Flying to Los Angeles was my first big trip. We got to the airport late, because Mother was never one to watch a clock. The gate was closed and the stairs were pulled back from the plane. But since she worked at the airport lounge, she knew some of the ground crews there. As the plane was pulling away, she managed to talk one of the airport workers into stopping the plane. “Oh, honey, I really need to get to L.A.,” etc, etc., she rattled on, and sure enough the plane stops, turns back, the stairs are rolled back out, and up we go. In the same way, she could talk her way into clubs where the act was sold out and there were no seats left. She could talk anybody into just about anything.
As a child, I tended to be embarrassed over everything she did to call attention to herself, but when Mother rolled into the plane that
day, laughing and smiling, all I could hear were people whispering, “Is she a movie star?” or, “Is that Doris Day?” Later in life, with her hair short and bleached, she actually did look a lot like Doris Day, or maybe Kim Novak. Anyway, we made our flight and spent the weekend with family. As a surprise, she took me and her nieces and nephew to Disneyland, which had just been opened. So for me it was a magical weekend. Seeing these cousins was a rare treat, but I felt very close to them. Besides her two brothers, Lloyd and Lowell, Mother had eleven aunts and uncles and 41 first cousins, and she said that drama followed wherever her family went. That, she explained, was why we were better off living in California. The suggestion was that she was trying to avoid drama, or maybe she'd just had too much of it in her life already. Still, she would do anything for family members when they asked, and they were always asking.
I knew nothing of the Bullard side of the family—her father's side. She loved her father very deeply, but had a guilt about their relationship that burdened her terribly. It all stemmed from her childhood. When she was only four years old, she left the only home she had known, in Peetz, Colorado, up on those mountain ranches, and moved to Los Angeles to live with her father and his new wife and two daughters.

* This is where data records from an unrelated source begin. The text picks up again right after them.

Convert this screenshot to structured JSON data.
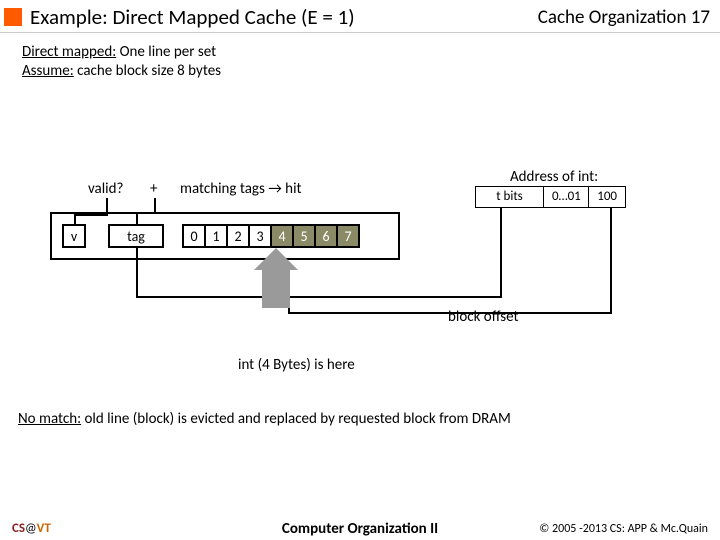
{
  "header": {
    "title": "Example: Direct Mapped Cache (E = 1)",
    "section": "Cache Organization",
    "page": "17"
  },
  "subtitle": {
    "line1_u": "Direct mapped:",
    "line1_rest": " One line per set",
    "line2_u": "Assume:",
    "line2_rest": " cache block size 8 bytes"
  },
  "labels": {
    "valid": "valid?",
    "plus": "+",
    "matching": "matching tags → hit",
    "v": "v",
    "tag": "tag",
    "addr_title": "Address of int:",
    "block_offset": "block offset",
    "int_here": "int (4 Bytes) is here"
  },
  "bytes": [
    "0",
    "1",
    "2",
    "3",
    "4",
    "5",
    "6",
    "7"
  ],
  "addr": {
    "tbits": "t bits",
    "set": "0…01",
    "off": "100"
  },
  "nomatch": {
    "u": "No match:",
    "rest": " old line (block) is evicted and replaced by requested block from DRAM"
  },
  "footer": {
    "cs": "CS",
    "at": "@",
    "vt": "VT",
    "center": "Computer Organization II",
    "right": "© 2005 -2013 CS: APP & Mc.Quain"
  }
}
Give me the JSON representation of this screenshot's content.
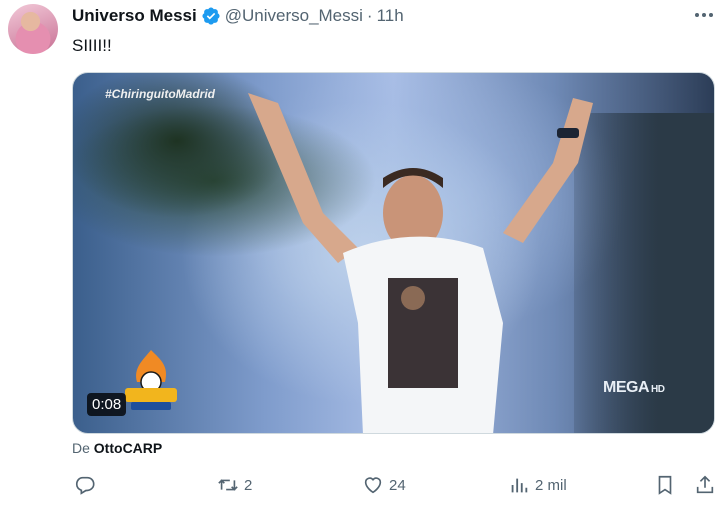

Mother was born March 1, 1930, during the Depression years, and life was extremely difficult in the farming communities everywhere. Her parents' marriage did not survive the economic stresses, and her father, James Astor Bullard, moved to Los Angeles and found work as a private security guard and later as a member of the Compton police force. Los Angeles was growing, and he had job security as well as the opportunity to get ahead. He persuaded her mother, Thelma Stone, that he could provide better for Lu Anne at that time. “Gramps” (which is what we all call my grandmother) had two older sons from a previous marriage, who were old enough to work and help on the Stone family farm, so she agreed that it would be for the best to send Lu Anne to Los Angeles for a while. That “while” ended up being eight years.
 
Lu Anne, less than a year old, Peetz, Colorado. (Photo courtesy of Anne Marie Santos.)
 
Lu Anne, age 6, and her mother, Thelma Stone Henderson, Union Station, Denver. At age 4, Lu Anne was sent to live with her father in Los Angeles. She traveled by herself once a year to visit her mother. (Photo courtesy of Anne Marie Santos.)